Katie Holten is an artist and activist. In 2003, she represented Ireland at the Venice Biennale. She has had solo exhibitions at the Bronx Museum of the Arts, the New Orleans Museum of Art, the Contemporary Art Museum St. Louis, and Dublin City Gallery: The Hugh Lane. Her drawings investigate the entangled relationships between humans and the natural world. She has created Tree Alphabets, a Stone Alphabet, and a Wildflower Alphabet to share the joy she finds in her love of the more-than-human world. Her work has appeared in the Washington Post, Irish Times, New York Times, Artforum, and frieze. She is a visiting lecturer at the New School of the Anthropocene.
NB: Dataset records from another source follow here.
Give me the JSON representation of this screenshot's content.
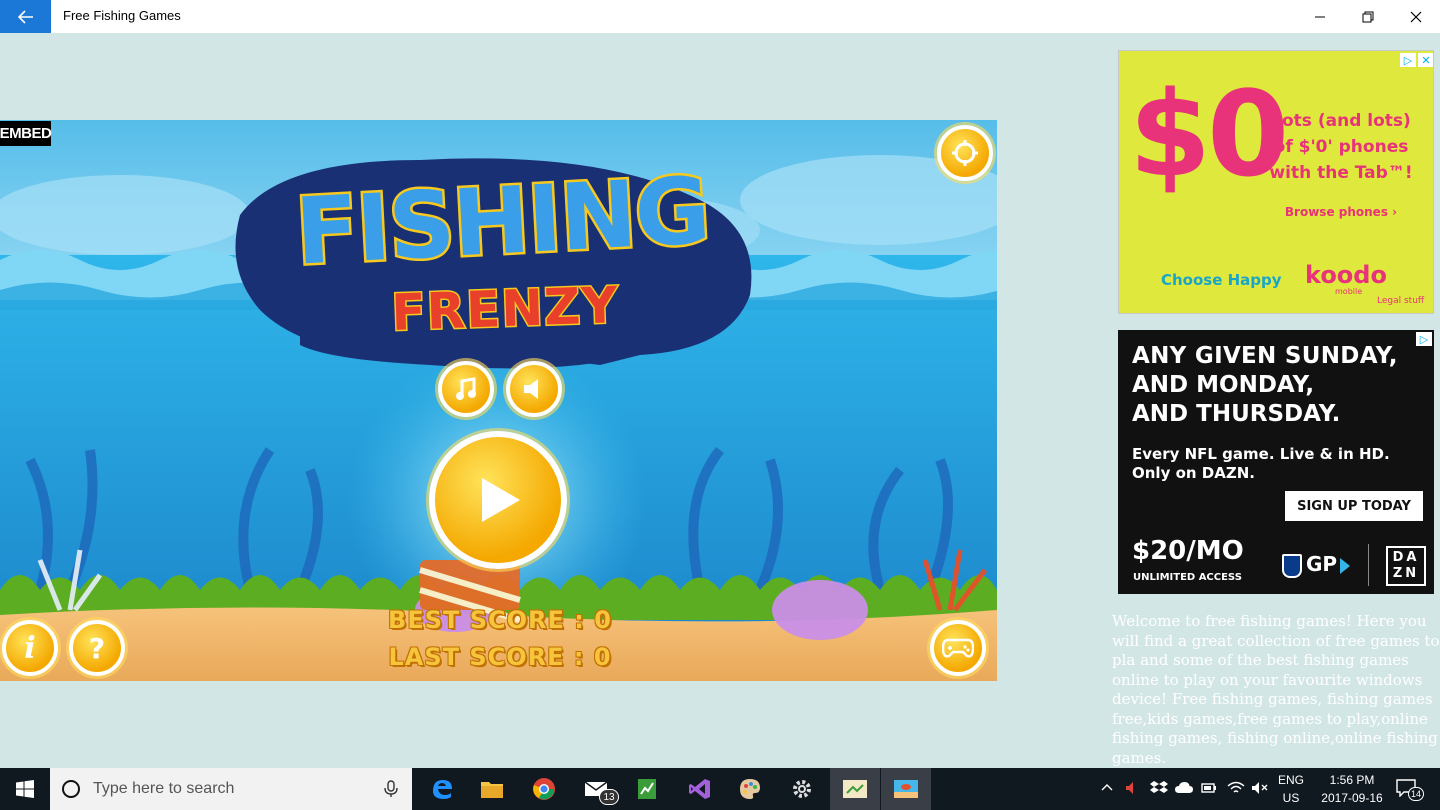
{
  "window": {
    "title": "Free Fishing Games"
  },
  "game": {
    "embed_label": "EMBED",
    "title_line1": "FISHING",
    "title_line2": "FRENZY",
    "best_score_label": "BEST SCORE : 0",
    "last_score_label": "LAST SCORE : 0"
  },
  "ads": {
    "koodo": {
      "big_text": "$0",
      "headline_1": "Lots (and lots)",
      "headline_2": "of $'0' phones",
      "headline_3": "with the Tab™!",
      "cta": "Browse phones ›",
      "slogan": "Choose Happy",
      "brand": "koodo",
      "brand_sub": "mobile",
      "legal": "Legal stuff"
    },
    "dazn": {
      "headline_1": "ANY GIVEN SUNDAY,",
      "headline_2": "AND MONDAY,",
      "headline_3": "AND THURSDAY.",
      "sub_1": "Every NFL game. Live & in HD.",
      "sub_2": "Only on DAZN.",
      "cta": "SIGN UP TODAY",
      "price": "$20/MO",
      "price_sub": "UNLIMITED ACCESS",
      "gp": "GP",
      "brand_top": "DA",
      "brand_bottom": "ZN"
    }
  },
  "description": "Welcome to free fishing games! Here you will find a great collection of free games to pla and some of the best fishing games online to play on your favourite windows device! Free fishing games, fishing games free,kids games,free games to play,online fishing games, fishing online,online fishing games.",
  "taskbar": {
    "search_placeholder": "Type here to search",
    "mail_badge": "13",
    "lang_top": "ENG",
    "lang_bottom": "US",
    "time": "1:56 PM",
    "date": "2017-09-16",
    "notification_count": "14"
  },
  "colors": {
    "accent": "#1b78d6",
    "page_bg": "#d3e6e6",
    "taskbar_bg": "#101820",
    "koodo_ad_bg": "#dfe83c",
    "koodo_pink": "#e8337a",
    "dazn_bg": "#111111"
  }
}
If she could be a tree, she would be an Oak.
Katie, when I see a tree drawing now I cannot help but think of you! Can you tell us a little of what drew you to trees? Why they matter to you and why it felt important to create your first tree alphabet?
I’m not sure how to say it, but I’ve always felt more comfortable around plants than humans. I’m very quiet and often find being around people exhausting. Sorry humans!
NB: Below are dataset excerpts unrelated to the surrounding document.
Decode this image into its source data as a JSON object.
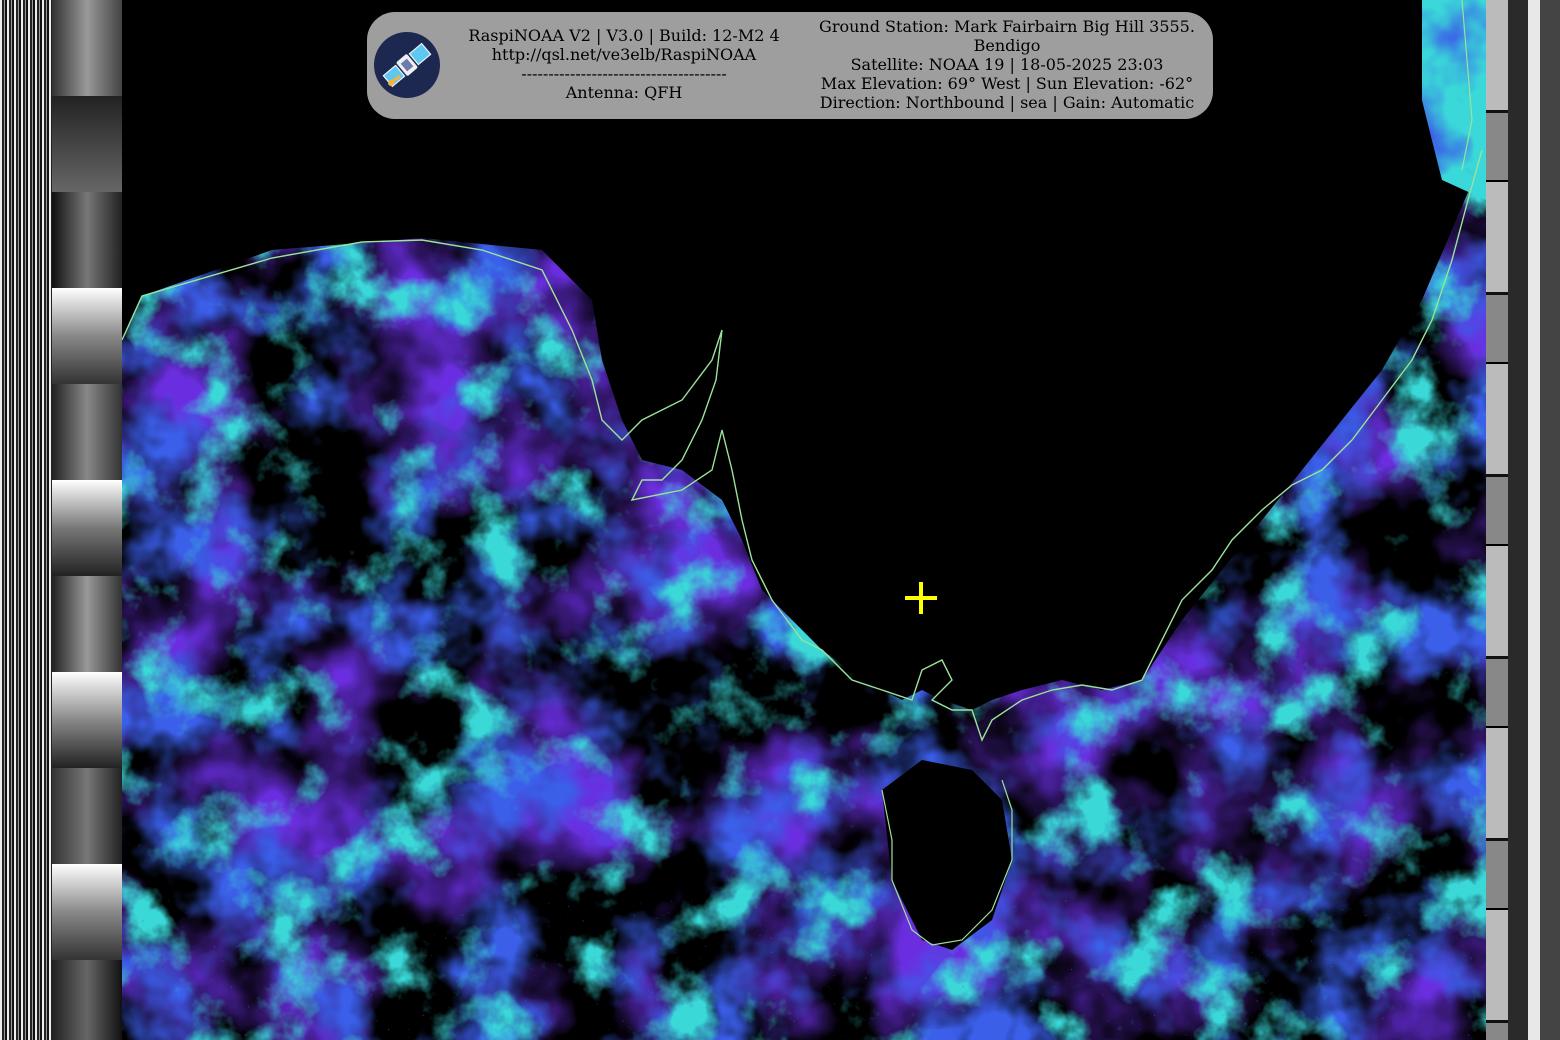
{
  "overlay": {
    "left_lines": [
      "RaspiNOAA V2 | V3.0 | Build: 12-M2 4",
      "http://qsl.net/ve3elb/RaspiNOAA",
      "--------------------------------------",
      "Antenna: QFH"
    ],
    "right_lines": [
      "Ground Station: Mark Fairbairn Big Hill 3555.",
      "Bendigo",
      "Satellite: NOAA 19 | 18-05-2025 23:03",
      "Max Elevation: 69° West | Sun Elevation: -62°",
      "Direction: Northbound | sea | Gain: Automatic"
    ]
  },
  "colors": {
    "overlay_bg": "#9e9e9e",
    "crosshair": "#ffff00",
    "coastline": "#9be29b",
    "cloud_cyan": "#3ad8d8",
    "cloud_blue": "#3a56e0",
    "cloud_purple": "#7a2ee0"
  },
  "icons": {
    "logo": "satellite-icon",
    "marker": "crosshair-icon"
  }
}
In 2004, I moved to New York City on a Fulbright to research our relationship with “nature” in the city. It felt important for me to spend time in an uber-urban environment to see how our human nature was entangling, or unraveling, with the wider world. I’ve always felt very embedded on this planet, aware of how grounded here we are, hands and feet in the soil, sitting slowly outside with the wind, walking, watching plants grow, harvesting, composting. But I was sensing that many other people didn’t have any of that. Looking back now, it’s easy for me to see that I felt in my bones that something very fundamental was wrong with everything. At the time I just knew that it felt important, vital, to try and learn more about where our species was rushing towards, so I felt I had to go to a big city. And I also wanted, needed, to acknowledge that “nature” — which is also us, humans, so cities are nature — is what my work is about.